I would be looking at sectors and healthcare definitely is one sector along with the hospitals and other healthcare-related stocks. So yes, as far as pharma is concerned, we like Sun Pharma. Apart from everything else, we strongly believe that in domestic pharma, there is fantastic growth happening and this I am talking about pre-Covid. Of course, Covid-19 offers significant incremental opportunities for pharma but otherwise also Sun and some other pharma companies who have a strong domestic business are in for good times.

There is volatility related to the US business and multiple regulatory, quasi regulatory action in the US. But for a minute, if you assume that we have seen the worst in the US, companies like Sun Pharma or Cipla definitely deserve attention. I would also put Dr Reddy’s to that list; all these can be looked at.
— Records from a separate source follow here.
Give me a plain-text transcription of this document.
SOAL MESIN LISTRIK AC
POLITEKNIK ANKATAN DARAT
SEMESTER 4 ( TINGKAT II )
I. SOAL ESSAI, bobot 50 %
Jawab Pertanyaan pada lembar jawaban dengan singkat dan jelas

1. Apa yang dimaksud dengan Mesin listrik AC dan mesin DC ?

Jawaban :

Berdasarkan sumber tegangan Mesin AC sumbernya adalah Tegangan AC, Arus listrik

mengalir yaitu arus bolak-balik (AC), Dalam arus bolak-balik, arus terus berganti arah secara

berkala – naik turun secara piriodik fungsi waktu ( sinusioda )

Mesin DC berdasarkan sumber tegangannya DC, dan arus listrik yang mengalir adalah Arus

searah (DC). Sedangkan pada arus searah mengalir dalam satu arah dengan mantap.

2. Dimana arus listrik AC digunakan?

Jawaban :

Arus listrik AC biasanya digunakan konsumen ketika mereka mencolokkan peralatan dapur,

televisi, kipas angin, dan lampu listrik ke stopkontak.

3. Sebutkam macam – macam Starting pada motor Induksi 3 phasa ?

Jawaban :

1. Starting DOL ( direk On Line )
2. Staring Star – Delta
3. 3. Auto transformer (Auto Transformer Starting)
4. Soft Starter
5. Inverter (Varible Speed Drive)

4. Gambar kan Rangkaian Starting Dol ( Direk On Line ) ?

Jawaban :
On the healthcare side, again all the three diagnostic companies which are listed can be looked at. Going forward, the way the world will work, the way the world will have fun and everything else, they will be a part of the lifestyle even more than what they were. So a Thyrocare, Dr Lal Path as well as Metropolis can be looked at. But remember, these are long term buys I am talking about because they have already moved up quite a bit. Apollo Hospital also can be looked at.

Along with that, I would like to add one more small angle. We should look at the insurance companies as well, both life as well as general, which are performing and have a good balance sheet. Of course, the listed sphere or listed universe is pretty small; so one can look at SBI Life, HDFC Life and also ICICI Lombard. The opportunity and scope for their insuring lives and insuring health will significantly increase and if you are a long-term investor, you should definitely look at these companies.